A decrepit sign off the Tilamol-Rivona road in south Goa, read 'Protected Site - Pansaimal Petroglyphs'. A smaller road wended westwards and ended abruptly at a temple. No further sign to illuminate the journey, no sign of a rock face that might bear petroglyphs, just a cowsherd nearby. We asked for directions, some vague hand gestures followed, and we drove further along a dirt track that led to the river Kushawati. Voila! Another faded sign, and we knew we'd reached our destination.

A one-foot moat forded by a few pieces of not-too-sturdy bamboo brought us to a massive laterite rock dipping towards the rushing, roaring river - another sign hastily explained what the 'gallery of rock art' depicted. We gingerly made our way through the rain, across the slippery rock to find the engravings.


As the rain collected in depressions, we began to see the outlines: a stick-like man, a hump-backed bull, a circular labyrinth, a four-legged horned creature (a goat?). The rock seemed to come alive, as we learned to distinguish the engravings from the rock's natural texture.
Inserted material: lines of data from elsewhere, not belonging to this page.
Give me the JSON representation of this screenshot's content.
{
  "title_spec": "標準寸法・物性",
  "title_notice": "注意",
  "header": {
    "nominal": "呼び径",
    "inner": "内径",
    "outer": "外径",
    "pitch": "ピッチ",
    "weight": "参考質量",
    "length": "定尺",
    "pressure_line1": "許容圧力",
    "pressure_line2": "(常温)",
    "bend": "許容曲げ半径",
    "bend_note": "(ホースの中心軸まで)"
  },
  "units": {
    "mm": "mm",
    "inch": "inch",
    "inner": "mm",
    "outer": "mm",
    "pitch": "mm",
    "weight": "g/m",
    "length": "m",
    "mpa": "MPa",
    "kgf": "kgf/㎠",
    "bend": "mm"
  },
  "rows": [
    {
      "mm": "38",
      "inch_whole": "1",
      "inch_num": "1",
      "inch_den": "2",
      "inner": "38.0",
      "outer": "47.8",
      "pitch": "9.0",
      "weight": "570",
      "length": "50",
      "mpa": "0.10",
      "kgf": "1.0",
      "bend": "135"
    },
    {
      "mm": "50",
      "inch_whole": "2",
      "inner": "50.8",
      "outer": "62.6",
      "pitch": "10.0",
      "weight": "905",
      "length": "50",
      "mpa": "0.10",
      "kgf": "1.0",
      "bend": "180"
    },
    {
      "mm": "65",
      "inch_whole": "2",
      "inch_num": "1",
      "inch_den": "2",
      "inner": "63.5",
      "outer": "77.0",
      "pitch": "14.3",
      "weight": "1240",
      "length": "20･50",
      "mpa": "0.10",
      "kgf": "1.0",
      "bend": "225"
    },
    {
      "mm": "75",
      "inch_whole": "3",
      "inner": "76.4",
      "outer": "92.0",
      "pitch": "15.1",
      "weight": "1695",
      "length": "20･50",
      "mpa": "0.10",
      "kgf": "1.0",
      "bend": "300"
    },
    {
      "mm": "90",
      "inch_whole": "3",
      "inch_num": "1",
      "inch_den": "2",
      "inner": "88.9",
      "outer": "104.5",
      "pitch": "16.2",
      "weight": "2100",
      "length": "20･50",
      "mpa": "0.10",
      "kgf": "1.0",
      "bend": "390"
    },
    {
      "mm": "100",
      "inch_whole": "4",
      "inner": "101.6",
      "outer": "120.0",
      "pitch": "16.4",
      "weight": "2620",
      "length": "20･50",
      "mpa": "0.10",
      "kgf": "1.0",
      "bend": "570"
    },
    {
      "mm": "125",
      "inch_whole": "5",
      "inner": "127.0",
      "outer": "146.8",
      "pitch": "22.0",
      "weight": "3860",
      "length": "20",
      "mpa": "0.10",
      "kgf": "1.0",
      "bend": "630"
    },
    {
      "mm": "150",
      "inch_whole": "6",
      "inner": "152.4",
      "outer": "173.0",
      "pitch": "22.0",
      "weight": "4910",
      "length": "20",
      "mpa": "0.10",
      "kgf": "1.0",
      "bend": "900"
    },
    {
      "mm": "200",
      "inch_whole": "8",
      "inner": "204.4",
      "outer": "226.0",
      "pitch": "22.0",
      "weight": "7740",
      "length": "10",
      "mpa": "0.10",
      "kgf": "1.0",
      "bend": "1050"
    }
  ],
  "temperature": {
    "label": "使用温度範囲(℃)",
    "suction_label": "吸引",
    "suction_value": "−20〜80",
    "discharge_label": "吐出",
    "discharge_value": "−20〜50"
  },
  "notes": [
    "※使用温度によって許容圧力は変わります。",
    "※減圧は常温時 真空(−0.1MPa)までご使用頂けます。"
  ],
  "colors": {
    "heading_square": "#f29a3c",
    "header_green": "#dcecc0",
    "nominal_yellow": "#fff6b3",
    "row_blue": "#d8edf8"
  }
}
Petroglyphs, originating from the Greek words for 'stone' and 'to carve', are images that are cut, carved, incised, or picked into rocks. These are distinguished from rock paintings, also known as petrographs, or pictograms - where natural colours or dyes have been used. Both petroglyphs and petrographs are attributed to prehistoric civilizations, and examples of these can be found on every continent except Antarctica!
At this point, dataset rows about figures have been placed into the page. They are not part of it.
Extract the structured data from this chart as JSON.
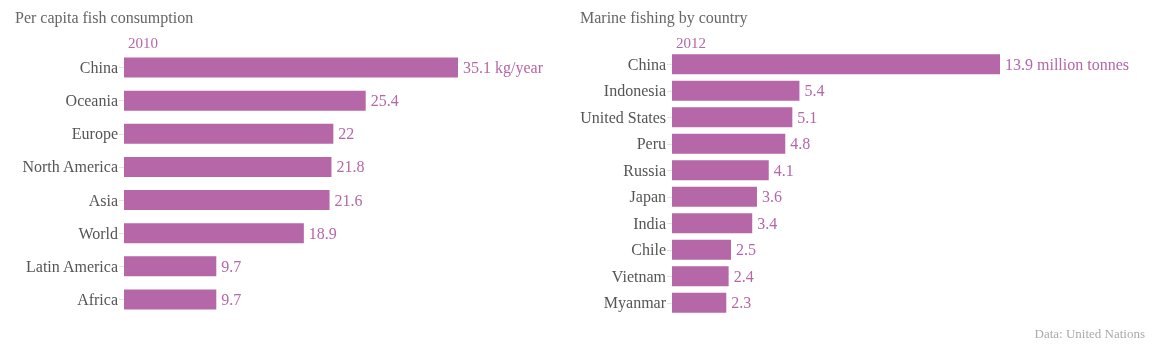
{
  "chart_data": [
    {
      "type": "bar",
      "orientation": "horizontal",
      "title": "Per capita fish consumption",
      "subtitle": "2010",
      "categories": [
        "China",
        "Oceania",
        "Europe",
        "North America",
        "Asia",
        "World",
        "Latin America",
        "Africa"
      ],
      "values": [
        35.1,
        25.4,
        22,
        21.8,
        21.6,
        18.9,
        9.7,
        9.7
      ],
      "color": "#b667a7",
      "value_labels": [
        "35.1 kg/year",
        "25.4",
        "22",
        "21.8",
        "21.6",
        "18.9",
        "9.7",
        "9.7"
      ]
    },
    {
      "type": "bar",
      "orientation": "horizontal",
      "title": "Marine fishing by country",
      "subtitle": "2012",
      "categories": [
        "China",
        "Indonesia",
        "United States",
        "Peru",
        "Russia",
        "Japan",
        "India",
        "Chile",
        "Vietnam",
        "Myanmar"
      ],
      "values": [
        13.9,
        5.4,
        5.1,
        4.8,
        4.1,
        3.6,
        3.4,
        2.5,
        2.4,
        2.3
      ],
      "color": "#b667a7",
      "value_labels": [
        "13.9 million tonnes",
        "5.4",
        "5.1",
        "4.8",
        "4.1",
        "3.6",
        "3.4",
        "2.5",
        "2.4",
        "2.3"
      ],
      "annotations": [
        "Data: United Nations"
      ]
    }
  ]
}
Interestingly, most examples of petroglyphs from across the world have been approximately dated back to 10,000-12,000 years, or the Neolithic/New Stone Age, or Upper Paleolithic/Old Stone Age periods, though some date back even further.

The Pansaimal (or Usgalimal, as they are better known, named after the nearby village) petroglyphs approximately date back to 20,000-30,000 years, as per a study by Dr P.P Shirodkar, a former Director of the Goa State Department of Archives and Archaeology - and is among South India's most significant prehistoric sites. Discovered in 1993, they were extensively researched though little of that seems openly available. Yet the state of the site, and the sketchy interpretation signs were a disheartening reminder of just how little we value our (pre)history.
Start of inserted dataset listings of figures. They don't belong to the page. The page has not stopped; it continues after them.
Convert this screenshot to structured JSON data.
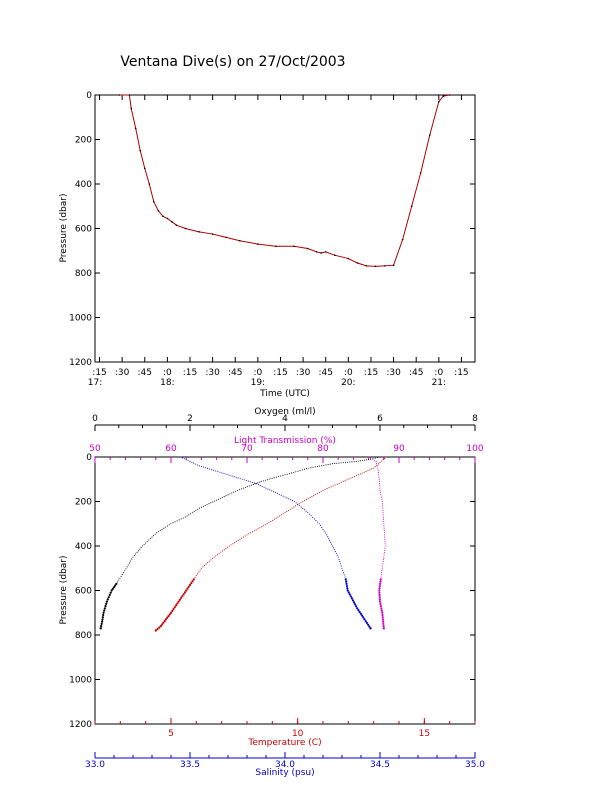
{
  "title": "Ventana Dive(s) on 27/Oct/2003",
  "chart_data": [
    {
      "type": "line",
      "title": "Ventana Dive(s) on 27/Oct/2003",
      "xlabel": "Time (UTC)",
      "ylabel": "Pressure (dbar)",
      "xlim": [
        17.2,
        21.4
      ],
      "ylim": [
        1200,
        0
      ],
      "x_ticks": [
        {
          "v": 17.25,
          "l": ":15"
        },
        {
          "v": 17.5,
          "l": ":30"
        },
        {
          "v": 17.75,
          "l": ":45"
        },
        {
          "v": 18.0,
          "l": ":0"
        },
        {
          "v": 18.25,
          "l": ":15"
        },
        {
          "v": 18.5,
          "l": ":30"
        },
        {
          "v": 18.75,
          "l": ":45"
        },
        {
          "v": 19.0,
          "l": ":0"
        },
        {
          "v": 19.25,
          "l": ":15"
        },
        {
          "v": 19.5,
          "l": ":30"
        },
        {
          "v": 19.75,
          "l": ":45"
        },
        {
          "v": 20.0,
          "l": ":0"
        },
        {
          "v": 20.25,
          "l": ":15"
        },
        {
          "v": 20.5,
          "l": ":30"
        },
        {
          "v": 20.75,
          "l": ":45"
        },
        {
          "v": 21.0,
          "l": ":0"
        },
        {
          "v": 21.25,
          "l": ":15"
        }
      ],
      "hour_labels": [
        {
          "v": 17.0,
          "l": "17:"
        },
        {
          "v": 18.0,
          "l": "18:"
        },
        {
          "v": 19.0,
          "l": "19:"
        },
        {
          "v": 20.0,
          "l": "20:"
        },
        {
          "v": 21.0,
          "l": "21:"
        }
      ],
      "y_ticks": [
        0,
        200,
        400,
        600,
        800,
        1000,
        1200
      ],
      "color": "#b00000",
      "series": [
        {
          "x": [
            17.47,
            17.58,
            17.6,
            17.65,
            17.7,
            17.75,
            17.8,
            17.85,
            17.9,
            17.95,
            18.0,
            18.05,
            18.1,
            18.2,
            18.35,
            18.5,
            18.65,
            18.8,
            19.0,
            19.2,
            19.4,
            19.55,
            19.65,
            19.7,
            19.75,
            19.85,
            20.0,
            20.1,
            20.2,
            20.3,
            20.4,
            20.5,
            20.6,
            20.7,
            20.8,
            20.9,
            21.0,
            21.05,
            21.12
          ],
          "y": [
            0,
            0,
            60,
            150,
            250,
            330,
            400,
            480,
            520,
            545,
            555,
            570,
            585,
            600,
            615,
            625,
            640,
            655,
            670,
            680,
            680,
            690,
            705,
            710,
            705,
            720,
            735,
            755,
            768,
            770,
            768,
            765,
            650,
            500,
            350,
            180,
            30,
            5,
            0
          ]
        }
      ]
    },
    {
      "type": "scatter",
      "ylabel": "Pressure (dbar)",
      "ylim": [
        1200,
        0
      ],
      "y_ticks": [
        0,
        200,
        400,
        600,
        800,
        1000,
        1200
      ],
      "axes": {
        "oxygen": {
          "label": "Oxygen (ml/l)",
          "range": [
            0,
            8
          ],
          "ticks": [
            0,
            2,
            4,
            6,
            8
          ],
          "color": "#000000",
          "position": "top"
        },
        "light": {
          "label": "Light Transmission (%)",
          "range": [
            50,
            100
          ],
          "ticks": [
            50,
            60,
            70,
            80,
            90,
            100
          ],
          "color": "#cc00cc",
          "position": "top"
        },
        "temperature": {
          "label": "Temperature (C)",
          "range": [
            2,
            17
          ],
          "ticks": [
            5,
            10,
            15
          ],
          "color": "#cc0000",
          "position": "bottom"
        },
        "salinity": {
          "label": "Salinity (psu)",
          "range": [
            33.0,
            35.0
          ],
          "ticks": [
            "33.0",
            "33.5",
            "34.0",
            "34.5",
            "35.0"
          ],
          "color": "#0000cc",
          "position": "bottom"
        }
      },
      "series": [
        {
          "name": "Oxygen (ml/l)",
          "axis": "oxygen",
          "color": "#000000",
          "x": [
            6.0,
            5.8,
            5.5,
            5.0,
            4.5,
            4.0,
            3.5,
            3.0,
            2.6,
            2.2,
            1.9,
            1.6,
            1.3,
            1.0,
            0.8,
            0.6,
            0.45,
            0.35,
            0.25,
            0.18,
            0.15,
            0.12
          ],
          "y": [
            0,
            10,
            20,
            30,
            50,
            80,
            110,
            150,
            190,
            230,
            270,
            300,
            340,
            400,
            450,
            520,
            570,
            600,
            650,
            700,
            740,
            770
          ]
        },
        {
          "name": "Light Transmission (%)",
          "axis": "light",
          "color": "#cc00cc",
          "x": [
            86.0,
            87.0,
            87.2,
            87.4,
            87.5,
            87.8,
            87.9,
            88.0,
            88.1,
            88.2,
            88.0,
            87.8,
            87.6,
            87.4,
            87.5,
            87.8,
            88.0
          ],
          "y": [
            0,
            20,
            50,
            100,
            150,
            200,
            250,
            300,
            350,
            400,
            450,
            500,
            550,
            600,
            650,
            700,
            770
          ]
        },
        {
          "name": "Temperature (C)",
          "axis": "temperature",
          "color": "#cc0000",
          "x": [
            13.5,
            13.0,
            12.4,
            11.8,
            11.0,
            10.2,
            9.5,
            8.8,
            8.0,
            7.3,
            6.7,
            6.2,
            5.9,
            5.6,
            5.3,
            5.0,
            4.8,
            4.6,
            4.4
          ],
          "y": [
            0,
            50,
            80,
            110,
            150,
            200,
            250,
            300,
            350,
            400,
            450,
            500,
            550,
            600,
            650,
            700,
            730,
            760,
            780
          ]
        },
        {
          "name": "Salinity (psu)",
          "axis": "salinity",
          "color": "#0000cc",
          "x": [
            33.45,
            33.55,
            33.7,
            33.85,
            33.95,
            34.05,
            34.12,
            34.18,
            34.22,
            34.25,
            34.28,
            34.3,
            34.32,
            34.33,
            34.38,
            34.45
          ],
          "y": [
            0,
            40,
            80,
            120,
            160,
            200,
            250,
            300,
            350,
            400,
            450,
            500,
            550,
            600,
            680,
            770
          ]
        }
      ]
    }
  ]
}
The nearby Kazur/Cajur petroglyphs, I'd heard were more popular. We drove further along that road, followed a sign, and ended up in a patchwork of paddy farms. A gaudy temple and another sign invited us across a mucky landscape, with no path, only the narrow bunds or banks that divided the farms.


Upon reaching, we found one sign that read 'Dudha Fator', the stone of milk, and no further context was provided. The rock itself was a dark slab of basalt (nothing milky about it), busy with ancient scribbles. From where the sign stood, the rock tilted towards us, and it took a while to realise the engravings were upside down. We tried in vain to make sense of the engravings based on the few details provided but saw no axe, nor vulva, just some long-horned animals. Perhaps you'll have better luck deciphering the images below (remember, the figures are upside down)

As we left, I saw a herd of buffaloes with long horns grazing in the fields nearby - they seemed to perfectly connect the threads of the past and the present. A prehistoric, pastoral community tcarved images of their livestock into the rocks nearby, and millennia after, another pastoral community grazes their cattle along the same stretch of river.